The teacher understands how students differ in their approaches to learning and creates instructional opportunities that are adapted to diverse learners.

As if pre-service teachers did not have enough to worry about in honing their classroom management skills, multiculturalism puts a spin on how new teachers lead their students.  The good news is that pre-service teachers, by nature, lack their own set of classroom management skills, which may be more difficult to abandon, multicultural classroom management techniques can be at the forefront of new teachers’ repertoire. New teachers who have the advantage of knowledge of multicultural classroom management skills also own the benefit of students who respect them, their fellow classmates, and the learning process.  Multicultural classroom management is a symbiotic relationship in which both teacher and students profit. 
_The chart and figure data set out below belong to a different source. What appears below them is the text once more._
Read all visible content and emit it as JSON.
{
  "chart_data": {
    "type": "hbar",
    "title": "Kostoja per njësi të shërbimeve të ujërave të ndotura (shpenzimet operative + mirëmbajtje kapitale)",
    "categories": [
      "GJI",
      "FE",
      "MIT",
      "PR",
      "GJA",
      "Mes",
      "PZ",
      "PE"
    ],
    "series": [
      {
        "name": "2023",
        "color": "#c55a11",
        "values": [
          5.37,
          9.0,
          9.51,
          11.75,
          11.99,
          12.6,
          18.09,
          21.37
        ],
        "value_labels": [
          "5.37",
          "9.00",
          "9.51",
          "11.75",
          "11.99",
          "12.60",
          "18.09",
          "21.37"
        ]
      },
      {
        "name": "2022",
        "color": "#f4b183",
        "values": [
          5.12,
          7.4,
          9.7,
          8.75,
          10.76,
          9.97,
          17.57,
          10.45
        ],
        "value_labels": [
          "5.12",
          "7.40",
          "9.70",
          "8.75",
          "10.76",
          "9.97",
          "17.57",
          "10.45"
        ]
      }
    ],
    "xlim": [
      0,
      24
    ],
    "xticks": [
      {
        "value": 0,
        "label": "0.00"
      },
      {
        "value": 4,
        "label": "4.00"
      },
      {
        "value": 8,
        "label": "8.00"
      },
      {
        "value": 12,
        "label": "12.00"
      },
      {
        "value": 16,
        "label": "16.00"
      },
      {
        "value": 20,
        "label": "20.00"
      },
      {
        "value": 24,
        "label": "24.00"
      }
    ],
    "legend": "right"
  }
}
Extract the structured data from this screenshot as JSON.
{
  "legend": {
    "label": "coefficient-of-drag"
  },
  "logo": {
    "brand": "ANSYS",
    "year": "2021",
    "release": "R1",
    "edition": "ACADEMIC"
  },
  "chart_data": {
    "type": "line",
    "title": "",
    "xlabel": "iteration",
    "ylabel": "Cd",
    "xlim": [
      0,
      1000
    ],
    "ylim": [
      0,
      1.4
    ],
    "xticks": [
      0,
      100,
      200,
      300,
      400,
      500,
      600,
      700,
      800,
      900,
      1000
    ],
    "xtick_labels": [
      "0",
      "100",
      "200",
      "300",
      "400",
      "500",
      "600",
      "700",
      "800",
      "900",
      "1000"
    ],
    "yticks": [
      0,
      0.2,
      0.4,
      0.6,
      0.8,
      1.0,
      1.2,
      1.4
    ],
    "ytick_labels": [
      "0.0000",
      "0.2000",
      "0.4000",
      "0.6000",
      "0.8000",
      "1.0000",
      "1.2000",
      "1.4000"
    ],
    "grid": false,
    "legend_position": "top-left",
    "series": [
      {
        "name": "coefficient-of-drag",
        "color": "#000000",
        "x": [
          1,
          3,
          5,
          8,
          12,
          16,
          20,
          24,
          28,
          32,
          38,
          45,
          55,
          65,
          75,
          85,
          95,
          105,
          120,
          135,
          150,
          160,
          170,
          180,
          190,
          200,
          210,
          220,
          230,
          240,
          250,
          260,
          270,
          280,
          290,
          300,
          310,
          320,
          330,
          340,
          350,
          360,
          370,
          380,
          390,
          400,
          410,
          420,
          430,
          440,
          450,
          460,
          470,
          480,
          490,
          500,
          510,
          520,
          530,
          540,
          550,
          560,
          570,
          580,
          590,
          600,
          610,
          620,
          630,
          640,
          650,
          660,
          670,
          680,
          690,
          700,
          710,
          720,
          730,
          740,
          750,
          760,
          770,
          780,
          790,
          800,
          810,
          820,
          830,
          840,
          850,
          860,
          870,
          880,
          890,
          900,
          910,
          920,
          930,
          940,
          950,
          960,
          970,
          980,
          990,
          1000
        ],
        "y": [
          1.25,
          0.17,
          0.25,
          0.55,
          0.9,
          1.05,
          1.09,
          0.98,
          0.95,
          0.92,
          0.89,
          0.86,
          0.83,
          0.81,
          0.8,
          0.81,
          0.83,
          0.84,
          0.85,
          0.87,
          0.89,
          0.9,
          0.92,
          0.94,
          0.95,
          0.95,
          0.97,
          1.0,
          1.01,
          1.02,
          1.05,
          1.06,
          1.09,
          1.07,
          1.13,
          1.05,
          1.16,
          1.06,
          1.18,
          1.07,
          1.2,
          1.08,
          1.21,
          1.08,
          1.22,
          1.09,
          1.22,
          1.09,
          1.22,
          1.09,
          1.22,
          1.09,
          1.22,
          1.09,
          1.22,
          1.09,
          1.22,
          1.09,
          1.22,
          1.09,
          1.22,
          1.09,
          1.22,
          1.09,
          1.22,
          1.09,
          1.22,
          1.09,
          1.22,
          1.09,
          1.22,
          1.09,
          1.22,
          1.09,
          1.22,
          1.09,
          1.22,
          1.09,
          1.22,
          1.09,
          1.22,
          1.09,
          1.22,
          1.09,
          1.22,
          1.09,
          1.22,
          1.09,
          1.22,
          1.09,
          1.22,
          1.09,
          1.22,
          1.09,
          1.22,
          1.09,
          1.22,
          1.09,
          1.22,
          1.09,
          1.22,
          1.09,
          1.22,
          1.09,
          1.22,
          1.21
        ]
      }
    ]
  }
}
To better understand multicultural classroom management, it is vital to know what multicultural education is.  Although there are numerous interpretations of multicultural education as defined by experts in the field, multicultural education can be simply defined as an educational movement that strives to promote pluralism and to minimize racism in the classroom.  As defined by Sonia Nieto in Affirming diversity: The sociopolitical context of Multicultural Education, “Comprehensive school reform and basic education for all students that challenges all forms of discrimination, permeates instruction and interpersonal relations in the classroom, and advances the democratic principles of social justice.” (Nieto, 1992)  Multicultural education according to Nieto encompasses instruction, interpersonal relations and promotes democracy and social justice.  In order for multicultural education to be successful it must permeate the way in which teachers manage their students.